Axel relaxed his frantic arms, but the moment of victory was short-lived. No sooner did the crew of her ship smile before it was wiped clean off their faces. Hatches opened up across the space barge, out of which flooded dozens of fighters.
11
Against Programming
Maggie issued the same command to the Offspring, where Ontri sat patiently, completely unfazed by the events that were transpiring. The command triggered a set reaction: to follow it to the letter. Yet, when he saw the video footage of Skip's distress, his Emotion Approximation Chip triggered a different reaction: to defy that command. He was torn between the conflicting information, but unlike humans, he immediately calculated a resolution.
He gently pressed the Auto button on the touchscreen before him, then stood up as the closest AAA aboard the Offspring powered up. A hidden door in the wall opened, revealing an alcove in which the android was stored. Ontri paused and cocked his head as it passed him. He was naturally curious about all beings, but he wondered about auts more than most. He even wondered if he was made to wonder, and if maybe, deep down, on perhaps a microscopic level, the other races had their own kind of wiring and coding too.

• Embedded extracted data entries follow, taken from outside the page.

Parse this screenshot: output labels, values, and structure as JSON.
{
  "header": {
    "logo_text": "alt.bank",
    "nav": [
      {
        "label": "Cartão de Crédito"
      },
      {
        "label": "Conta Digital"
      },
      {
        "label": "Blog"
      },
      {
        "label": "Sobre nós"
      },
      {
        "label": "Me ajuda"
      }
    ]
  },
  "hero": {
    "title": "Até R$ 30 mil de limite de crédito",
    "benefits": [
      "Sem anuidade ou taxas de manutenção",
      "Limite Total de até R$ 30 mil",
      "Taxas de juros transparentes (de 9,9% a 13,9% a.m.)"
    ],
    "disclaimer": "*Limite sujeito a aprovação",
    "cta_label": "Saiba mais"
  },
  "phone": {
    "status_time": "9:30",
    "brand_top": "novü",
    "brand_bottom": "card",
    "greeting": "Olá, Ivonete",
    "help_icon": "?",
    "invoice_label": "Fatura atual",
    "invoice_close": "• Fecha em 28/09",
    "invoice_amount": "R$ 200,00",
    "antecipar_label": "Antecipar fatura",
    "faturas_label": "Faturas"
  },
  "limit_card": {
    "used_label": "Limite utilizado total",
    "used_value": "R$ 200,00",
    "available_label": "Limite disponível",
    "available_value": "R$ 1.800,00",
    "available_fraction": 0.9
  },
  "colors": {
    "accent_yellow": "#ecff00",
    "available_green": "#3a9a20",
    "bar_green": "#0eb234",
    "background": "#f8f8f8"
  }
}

He strolled to the hatch door, naturally adjusting to the shifting of the fighter as the AAA started to steer it off at an angle. Ontri performed a quick scan for life aboard the vessel, a requirement of his Preservation Chip, before opening the door to the vacuum of space. He leapt out, and the force of the space barge's magnetic hull yanked him towards it, until he struck with a clang.